Pendant cette journée, un mouvement inaccoutumé se produisit au camp de l’Angara. Des fenêtres du palais et des maisons de la rive droite, on voyait distinctement des préparatifs importants se faire sur la berge opposée. De nombreux détachements tartares convergeaient vers le camp et venaient d’heure en heure renforcer les troupes de l’émir. C’était la diversion convenue qui se préparait, et d’une manière très-ostensible.
D’ailleurs, Ivan Ogareff ne cacha point au grand-duc qu’il y avait quelque attaque à craindre de ce côté. Il savait, disait-il, qu’un assaut devait être donné, en amont et en aval de la ville, et il conseilla au grand-duc de renforcer ces deux points plus directement menacés.
Les préparatifs observés venant à l’appui des recommandations faites par Ivan Ogareff, il était urgent d’en tenir compte. Aussi, après un conseil de guerre qui se réunit au palais, des ordres furent donnés de concentrer la défense sur la rive droite de l’Angara et aux deux extrémités de la ville, où les terrassements venaient s’appuyer sur le fleuve.
C’était précisément ce que voulait Ivan Ogareff. Il ne comptait évidemment pas que la porte de Bolchaïa resterait sans défenseurs, mais ceux-ci n’y seraient plus qu’en petit nombre. D’ailleurs, Ivan Ogareff allait donner à la diversion une importance telle que le grand-duc serait obligé d’y opposer toutes ses forces disponibles.

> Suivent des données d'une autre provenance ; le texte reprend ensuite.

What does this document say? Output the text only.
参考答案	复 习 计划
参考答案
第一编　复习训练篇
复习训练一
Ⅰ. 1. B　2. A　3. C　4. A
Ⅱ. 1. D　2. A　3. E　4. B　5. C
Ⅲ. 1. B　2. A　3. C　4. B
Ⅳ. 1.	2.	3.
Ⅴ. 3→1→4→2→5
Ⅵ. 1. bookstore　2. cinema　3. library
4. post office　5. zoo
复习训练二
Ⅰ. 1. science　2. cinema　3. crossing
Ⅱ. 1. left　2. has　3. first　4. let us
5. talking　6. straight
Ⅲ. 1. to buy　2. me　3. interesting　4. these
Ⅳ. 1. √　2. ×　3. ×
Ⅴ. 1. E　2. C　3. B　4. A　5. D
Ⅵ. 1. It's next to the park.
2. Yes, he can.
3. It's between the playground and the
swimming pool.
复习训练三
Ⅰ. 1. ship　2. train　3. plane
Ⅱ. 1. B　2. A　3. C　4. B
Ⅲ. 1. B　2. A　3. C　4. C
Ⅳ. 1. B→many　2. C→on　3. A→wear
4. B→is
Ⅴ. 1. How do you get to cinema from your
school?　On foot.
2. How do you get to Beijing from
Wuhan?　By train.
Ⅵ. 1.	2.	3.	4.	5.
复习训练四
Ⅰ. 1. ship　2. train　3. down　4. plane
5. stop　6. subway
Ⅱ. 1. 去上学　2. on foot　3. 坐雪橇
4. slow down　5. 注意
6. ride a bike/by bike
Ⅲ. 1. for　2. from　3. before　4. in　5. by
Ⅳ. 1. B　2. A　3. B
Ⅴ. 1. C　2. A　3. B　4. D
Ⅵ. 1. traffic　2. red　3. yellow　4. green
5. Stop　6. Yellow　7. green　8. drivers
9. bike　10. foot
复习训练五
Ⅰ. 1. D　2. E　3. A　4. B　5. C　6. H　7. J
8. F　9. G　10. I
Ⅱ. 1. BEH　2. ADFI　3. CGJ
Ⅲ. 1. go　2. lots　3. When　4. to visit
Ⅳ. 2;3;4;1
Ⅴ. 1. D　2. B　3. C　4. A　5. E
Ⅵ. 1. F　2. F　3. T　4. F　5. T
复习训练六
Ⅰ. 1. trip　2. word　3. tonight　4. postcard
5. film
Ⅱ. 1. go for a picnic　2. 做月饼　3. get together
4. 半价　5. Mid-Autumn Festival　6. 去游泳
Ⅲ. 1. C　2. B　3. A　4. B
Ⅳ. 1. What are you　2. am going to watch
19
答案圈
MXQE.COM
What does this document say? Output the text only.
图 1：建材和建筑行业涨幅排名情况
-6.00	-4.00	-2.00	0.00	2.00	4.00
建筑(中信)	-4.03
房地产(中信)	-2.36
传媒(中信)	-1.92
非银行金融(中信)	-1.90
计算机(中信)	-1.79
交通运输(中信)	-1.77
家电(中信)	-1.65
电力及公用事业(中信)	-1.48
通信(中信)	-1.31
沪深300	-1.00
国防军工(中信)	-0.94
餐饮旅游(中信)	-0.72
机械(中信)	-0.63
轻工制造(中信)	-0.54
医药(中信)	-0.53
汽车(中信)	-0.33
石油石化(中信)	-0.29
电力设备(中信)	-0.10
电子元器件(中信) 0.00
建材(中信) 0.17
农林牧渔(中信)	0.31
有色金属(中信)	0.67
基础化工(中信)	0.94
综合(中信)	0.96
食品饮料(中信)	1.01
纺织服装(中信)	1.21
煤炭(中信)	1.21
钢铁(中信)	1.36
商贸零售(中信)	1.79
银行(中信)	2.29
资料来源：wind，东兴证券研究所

En effet, un incident d’une gravité exceptionnelle, imaginé par Ivan Ogareff, devait aider puissamment à l’accomplissement de ses projets. Lors même qu’Irkoutsk n’eût pas été attaquée sur des points éloignés de la porte de Bolchaïa et par la rive droite du fleuve, cet incident aurait suffi à attirer le concours de tous les défenseurs là où Ivan Ogareff voulait précisément les amener. Il devait provoquer en même temps une catastrophe épouvantable.
Toutes les chances étaient donc pour que la porte, libre à l’heure indiquée, fût livrée aux milliers de Tartares qui attendaient sous l’épais couvert des forêts de l’est.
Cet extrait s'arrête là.